Heimat Halle-Neustadt

11. Juli bis 2. November 2014
Ein Ausstellungsprojekt des Stadtmuseums Halle und der Burg Giebichenstein Kunsthochschule Halle
Halle-Neustadt, Neustädter Passage 13 und Stadtmuseum Halle, Große Märkerstr. 10
Kuratiert vom Stadtmuseum Halle und von Studierenden im Studiengang Innenarchitektur an der Burg Giebichenstein Kunsthochschule Halle in Szene gesetzt

Halle-Neustadt wird fünfzig! Der einwohner- und flächenmäßig größte Stadtteil von Halle, 1964 als „sozialistische Chemiearbeiterstadt“ gegründet, ist erst drei Generationen jung. Kein Alter für eine Stadt. Gemessen an der kurzen Dauer der Neustädter Geschichte verlief diese ungewöhnlich dramatisch. Genau im Jubiläumsjahr 2014 teilt sie sich in zwei Hälften: 25 Jahre unwiderruflich vergangene DDR-Zeit und 25 Jahre Veränderungsprozesse mit offenem Ausgang.

Was die sozialistische und die marktwirtschaftliche Phase miteinander verbindet, ist die Frage nach der sozialen Qualität von Neustadt, nach der Großwohnsiedlung als Zuhause und Heimat.
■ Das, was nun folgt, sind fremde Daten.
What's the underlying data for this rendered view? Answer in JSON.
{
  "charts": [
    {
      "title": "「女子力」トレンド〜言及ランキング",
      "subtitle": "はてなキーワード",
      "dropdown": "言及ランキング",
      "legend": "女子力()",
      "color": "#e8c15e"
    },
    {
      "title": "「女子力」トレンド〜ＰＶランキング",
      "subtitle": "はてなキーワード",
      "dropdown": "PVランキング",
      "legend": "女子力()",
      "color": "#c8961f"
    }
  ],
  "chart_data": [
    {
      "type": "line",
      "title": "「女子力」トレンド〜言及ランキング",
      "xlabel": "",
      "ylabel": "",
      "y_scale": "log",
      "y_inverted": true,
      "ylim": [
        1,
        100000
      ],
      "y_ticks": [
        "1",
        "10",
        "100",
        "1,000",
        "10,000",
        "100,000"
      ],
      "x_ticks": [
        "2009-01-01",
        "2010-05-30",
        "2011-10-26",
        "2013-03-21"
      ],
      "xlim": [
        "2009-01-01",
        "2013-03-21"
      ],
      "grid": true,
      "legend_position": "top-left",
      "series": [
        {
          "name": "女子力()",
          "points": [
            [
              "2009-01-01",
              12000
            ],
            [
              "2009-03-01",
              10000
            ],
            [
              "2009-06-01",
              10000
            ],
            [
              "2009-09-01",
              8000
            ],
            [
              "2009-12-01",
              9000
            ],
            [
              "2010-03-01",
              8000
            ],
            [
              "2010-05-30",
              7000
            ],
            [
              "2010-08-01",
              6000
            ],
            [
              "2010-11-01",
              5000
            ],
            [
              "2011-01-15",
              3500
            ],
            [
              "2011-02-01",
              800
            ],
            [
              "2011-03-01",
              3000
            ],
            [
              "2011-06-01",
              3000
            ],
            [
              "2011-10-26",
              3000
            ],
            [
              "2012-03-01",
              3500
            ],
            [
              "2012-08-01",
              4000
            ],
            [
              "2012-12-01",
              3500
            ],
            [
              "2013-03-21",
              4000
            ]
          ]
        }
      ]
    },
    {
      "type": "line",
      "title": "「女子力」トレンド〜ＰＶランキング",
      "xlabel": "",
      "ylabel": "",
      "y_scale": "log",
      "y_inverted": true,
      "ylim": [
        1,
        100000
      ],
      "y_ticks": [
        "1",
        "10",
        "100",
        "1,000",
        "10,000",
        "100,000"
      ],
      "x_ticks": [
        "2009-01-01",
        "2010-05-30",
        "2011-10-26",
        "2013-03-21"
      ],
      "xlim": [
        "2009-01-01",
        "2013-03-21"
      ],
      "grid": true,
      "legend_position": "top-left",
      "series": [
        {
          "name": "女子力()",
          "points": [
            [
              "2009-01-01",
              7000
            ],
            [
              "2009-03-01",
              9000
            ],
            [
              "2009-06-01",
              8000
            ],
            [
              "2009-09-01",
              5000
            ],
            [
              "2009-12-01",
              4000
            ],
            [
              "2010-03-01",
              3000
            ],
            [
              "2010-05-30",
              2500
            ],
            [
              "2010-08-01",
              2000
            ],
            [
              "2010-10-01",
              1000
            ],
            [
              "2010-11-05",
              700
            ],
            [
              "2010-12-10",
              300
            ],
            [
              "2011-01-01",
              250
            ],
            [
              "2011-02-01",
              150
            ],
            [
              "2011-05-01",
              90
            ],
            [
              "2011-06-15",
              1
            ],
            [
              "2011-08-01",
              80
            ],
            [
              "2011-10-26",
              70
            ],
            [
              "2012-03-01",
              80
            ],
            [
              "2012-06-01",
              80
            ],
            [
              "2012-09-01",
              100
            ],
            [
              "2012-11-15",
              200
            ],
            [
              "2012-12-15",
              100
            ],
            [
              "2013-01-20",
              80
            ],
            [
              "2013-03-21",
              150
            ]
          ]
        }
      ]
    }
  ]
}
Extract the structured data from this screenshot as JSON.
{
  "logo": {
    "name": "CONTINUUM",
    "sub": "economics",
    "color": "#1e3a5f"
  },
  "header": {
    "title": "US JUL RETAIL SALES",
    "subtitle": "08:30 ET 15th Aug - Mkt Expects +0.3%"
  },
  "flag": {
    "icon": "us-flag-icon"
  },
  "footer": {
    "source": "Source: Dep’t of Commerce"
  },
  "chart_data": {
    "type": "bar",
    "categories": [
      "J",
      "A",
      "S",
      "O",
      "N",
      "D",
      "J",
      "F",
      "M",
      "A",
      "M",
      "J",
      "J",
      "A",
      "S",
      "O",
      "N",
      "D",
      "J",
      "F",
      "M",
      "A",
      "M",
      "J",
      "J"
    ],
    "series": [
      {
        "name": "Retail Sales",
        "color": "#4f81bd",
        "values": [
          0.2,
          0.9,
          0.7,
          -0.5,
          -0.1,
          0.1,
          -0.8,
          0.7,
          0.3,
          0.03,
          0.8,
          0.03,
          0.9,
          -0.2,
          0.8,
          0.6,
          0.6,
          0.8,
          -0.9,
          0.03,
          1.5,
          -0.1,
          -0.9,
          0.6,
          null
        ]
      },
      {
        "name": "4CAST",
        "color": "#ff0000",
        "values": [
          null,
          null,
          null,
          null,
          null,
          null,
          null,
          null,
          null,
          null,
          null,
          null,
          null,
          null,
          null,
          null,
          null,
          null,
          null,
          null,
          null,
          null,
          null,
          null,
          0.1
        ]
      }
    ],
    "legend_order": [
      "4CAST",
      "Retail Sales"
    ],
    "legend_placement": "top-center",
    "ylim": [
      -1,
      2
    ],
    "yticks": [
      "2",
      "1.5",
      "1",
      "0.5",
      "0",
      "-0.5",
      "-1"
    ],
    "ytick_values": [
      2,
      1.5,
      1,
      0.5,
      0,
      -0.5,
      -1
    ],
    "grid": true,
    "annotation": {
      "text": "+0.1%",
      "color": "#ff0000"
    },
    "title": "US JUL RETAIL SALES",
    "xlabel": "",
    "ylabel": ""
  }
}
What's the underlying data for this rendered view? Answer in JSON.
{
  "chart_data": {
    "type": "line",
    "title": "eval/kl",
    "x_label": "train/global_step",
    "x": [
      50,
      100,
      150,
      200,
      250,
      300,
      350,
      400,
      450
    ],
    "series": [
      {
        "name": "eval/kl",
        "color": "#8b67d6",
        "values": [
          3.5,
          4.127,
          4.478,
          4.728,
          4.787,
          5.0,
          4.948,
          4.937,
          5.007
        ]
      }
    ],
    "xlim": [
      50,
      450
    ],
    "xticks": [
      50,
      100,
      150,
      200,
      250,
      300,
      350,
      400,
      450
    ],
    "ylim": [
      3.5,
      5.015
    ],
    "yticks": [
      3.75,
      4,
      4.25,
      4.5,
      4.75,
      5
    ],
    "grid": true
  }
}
Halle-Neustadt als Heimat – verkörpert durch nächtlich erleuchtete Fenster in der geometrischen Fassade der Wohnblöcke – steht im Mittelpunkt der gemeinsamen Ausstellung von Stadtmuseum und Kunsthochschule Halle, die an zwei Orten gezeigt wird.

In Neustadt selbst beleuchtet die Ausstellung neben der Geschichte der „sozialistischen Chemiearbeiterstadt“ vor allem Umfeld und soziales Leben des Ortes bis in die Gegenwart hinein. Dazu tragen heutige wie auch ehemalige Neustädter ihre Sicht bei und stellen zahlreiche Ausstellungsstücke zur Verfügung.

In den Räumen des Stadtmuseums Halle werden die Neustadt-Bilder des Malers Uwe Pfeifer, der Comiczeichnerin Ulli Lust, der Fotografen Gerald Große, Thomas Hoepker, Sebastian Komnick, Matthias Ritzmann, Jens Schlüter und des Dokumentarfilmers Thomas Heise zueinander in Beziehung gesetzt.

Diese ganz unterschiedlichen Blickwinkel werfen nicht zuletzt ein Licht auf Bewertungen Halle-Neustadts in den zurückliegenden 50 Jahren, von begeisterten bis herabsetzenden, dabei immer auch persönlich geprägten.